You got me thinking about the bcs game between LSU and Oklahoma in 2003. Both sides of the ball were great for each team. OU had the #1 defense while LSU had the #1 scoring defense. Both teams had soul-crushing defensive lines. OU had a boa-constrictor type scheme reminiscent of many of Alabama's recent teams, while LSU had an encyclopedia of insane blitzes.
But OU had as much buzz for their offense. They hung half a hundred like 6 times, which we probably wouldn't blink at today, but that was hot stuff for 2003. They just ran over people and/or took their top off. LSU wasn't thought of as explosive even by 2003 standards, but they were extremely efficient, averaging 35 ppg prior to the title game against OU, and they routinely piled up those points in the first half as a matter of gameplan. Saban liked to blitzkrieg teams early on and then let his defense and special teams account for boring second halves to kill the clock. There were a couple of teams--notably Florida and Ole Miss--that gave LSU's offense problems, but overall they did well. OU just trucked everybody they played, until K-State in the B12CG.

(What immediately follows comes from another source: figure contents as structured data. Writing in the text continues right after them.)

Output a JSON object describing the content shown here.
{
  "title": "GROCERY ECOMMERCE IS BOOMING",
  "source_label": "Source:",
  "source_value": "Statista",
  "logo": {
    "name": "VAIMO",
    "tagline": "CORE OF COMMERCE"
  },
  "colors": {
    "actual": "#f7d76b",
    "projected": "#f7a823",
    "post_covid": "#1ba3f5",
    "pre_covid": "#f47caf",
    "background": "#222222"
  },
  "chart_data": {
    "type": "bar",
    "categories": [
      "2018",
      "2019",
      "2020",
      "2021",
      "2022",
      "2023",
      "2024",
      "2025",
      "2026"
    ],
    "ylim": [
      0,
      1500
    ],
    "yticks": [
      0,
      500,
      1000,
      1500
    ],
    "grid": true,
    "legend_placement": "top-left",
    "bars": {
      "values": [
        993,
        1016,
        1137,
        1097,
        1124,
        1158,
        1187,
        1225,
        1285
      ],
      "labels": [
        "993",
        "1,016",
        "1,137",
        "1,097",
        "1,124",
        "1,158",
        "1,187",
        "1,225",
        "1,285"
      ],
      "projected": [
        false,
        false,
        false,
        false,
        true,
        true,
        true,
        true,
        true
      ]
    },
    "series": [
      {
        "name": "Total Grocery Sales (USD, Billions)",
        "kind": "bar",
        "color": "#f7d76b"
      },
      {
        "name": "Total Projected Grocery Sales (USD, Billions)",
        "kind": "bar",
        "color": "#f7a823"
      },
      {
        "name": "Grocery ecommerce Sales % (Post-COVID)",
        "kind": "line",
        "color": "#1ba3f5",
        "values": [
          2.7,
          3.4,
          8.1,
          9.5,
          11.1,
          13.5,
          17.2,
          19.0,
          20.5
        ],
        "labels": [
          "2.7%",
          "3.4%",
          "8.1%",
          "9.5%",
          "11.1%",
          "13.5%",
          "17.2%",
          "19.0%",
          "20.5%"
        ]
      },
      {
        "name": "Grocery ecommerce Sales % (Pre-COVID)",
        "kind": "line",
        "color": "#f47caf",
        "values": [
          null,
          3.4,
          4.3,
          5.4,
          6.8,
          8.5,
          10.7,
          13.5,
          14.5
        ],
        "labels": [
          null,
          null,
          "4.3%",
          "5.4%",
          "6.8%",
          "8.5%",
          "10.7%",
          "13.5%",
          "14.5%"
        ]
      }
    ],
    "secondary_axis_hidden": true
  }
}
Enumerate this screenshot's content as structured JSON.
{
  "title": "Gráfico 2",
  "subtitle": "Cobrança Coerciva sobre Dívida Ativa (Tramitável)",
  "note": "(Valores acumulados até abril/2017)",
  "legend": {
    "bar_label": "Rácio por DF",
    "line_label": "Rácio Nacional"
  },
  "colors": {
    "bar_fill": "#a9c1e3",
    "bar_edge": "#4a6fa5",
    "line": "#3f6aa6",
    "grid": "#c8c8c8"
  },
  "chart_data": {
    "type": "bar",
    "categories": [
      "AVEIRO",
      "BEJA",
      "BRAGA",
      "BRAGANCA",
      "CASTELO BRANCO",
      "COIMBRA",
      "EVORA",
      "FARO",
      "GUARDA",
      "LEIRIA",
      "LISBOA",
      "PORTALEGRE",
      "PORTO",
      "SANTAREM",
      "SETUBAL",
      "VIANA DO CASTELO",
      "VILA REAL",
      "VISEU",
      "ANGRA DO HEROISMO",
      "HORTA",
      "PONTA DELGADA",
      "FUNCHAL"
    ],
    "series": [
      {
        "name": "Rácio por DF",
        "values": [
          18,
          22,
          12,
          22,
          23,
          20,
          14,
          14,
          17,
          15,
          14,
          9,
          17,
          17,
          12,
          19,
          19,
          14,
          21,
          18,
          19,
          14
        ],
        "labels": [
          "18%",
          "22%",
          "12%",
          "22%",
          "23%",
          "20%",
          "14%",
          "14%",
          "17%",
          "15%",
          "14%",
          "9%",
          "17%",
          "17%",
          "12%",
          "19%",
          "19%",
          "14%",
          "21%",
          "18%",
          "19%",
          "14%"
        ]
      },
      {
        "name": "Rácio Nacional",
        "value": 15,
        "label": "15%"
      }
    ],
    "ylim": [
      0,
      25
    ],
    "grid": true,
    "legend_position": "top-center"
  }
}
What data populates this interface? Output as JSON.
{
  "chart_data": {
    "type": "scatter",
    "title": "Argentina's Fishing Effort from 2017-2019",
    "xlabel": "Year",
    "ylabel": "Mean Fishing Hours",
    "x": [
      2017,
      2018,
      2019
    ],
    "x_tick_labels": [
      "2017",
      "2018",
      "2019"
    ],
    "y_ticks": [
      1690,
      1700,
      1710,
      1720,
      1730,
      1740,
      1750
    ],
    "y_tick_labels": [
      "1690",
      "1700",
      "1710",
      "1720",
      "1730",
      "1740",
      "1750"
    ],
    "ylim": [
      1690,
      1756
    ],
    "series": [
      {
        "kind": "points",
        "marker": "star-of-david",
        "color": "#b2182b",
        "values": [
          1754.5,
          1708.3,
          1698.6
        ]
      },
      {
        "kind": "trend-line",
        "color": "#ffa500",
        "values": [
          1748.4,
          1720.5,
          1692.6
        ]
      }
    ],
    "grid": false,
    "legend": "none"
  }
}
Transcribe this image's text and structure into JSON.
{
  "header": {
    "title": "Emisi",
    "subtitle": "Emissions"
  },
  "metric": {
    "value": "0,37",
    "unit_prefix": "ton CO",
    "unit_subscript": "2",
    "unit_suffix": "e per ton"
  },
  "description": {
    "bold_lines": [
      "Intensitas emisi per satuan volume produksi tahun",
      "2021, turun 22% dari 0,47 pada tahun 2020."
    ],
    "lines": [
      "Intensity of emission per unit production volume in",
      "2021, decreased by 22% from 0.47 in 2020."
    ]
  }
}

Obviously the defenses prevailed in their match, each offense scoring only 14 points.
I don't mean to diminish either of those defenses--they really were great--but it's my belief that today's best offenses would easily put 30 on them, probably at a minimum. As good as those offenses were, they didn't offer enough conflict or confusion for a defense and were much easier for the defenses to diagnose pre-snap. And....caveat: I don't know this for a fact....like I previously mentioned, I believe QBs White and Mauck were only reading half the field at a given time, and QBs today aren't nearly so confined to that and will more often find and exploit busts or a winning matchup on the play.
Where I think things have changed the most is in how defenses cause the most havoc and what QBs can do to mitigate it. Both of those defenses caused havoc on the line and made life miserable for QBs. And that's partly because White, Mauck and their contemporaries wilted when guys came free or whipped the lineman in front of them. QBs today look way more comfortable facing enormous pressure consistently and still keep the chains moving.
The 2018 (?) title game between Clemson and Alabama was really something. Clemson couldn't run well, and Alabama teed off on Trevor Lawrence and they knocked him off his spot or put him on the run a lot of the day. In days gone by, that's a landslide victory for Alabama. But Lawrence burned them over, and over and over, a little at a time. Add in a few turnovers by Bama, and Clemson wins big without even being able to run much or protect the QB like you'd want. Stetson Bennett just did it to us in the SECCG....LSU harassed him well enough in the early goings and did a good job stuffing their run....Bennett just kept hitting plays under duress and c'est la vie.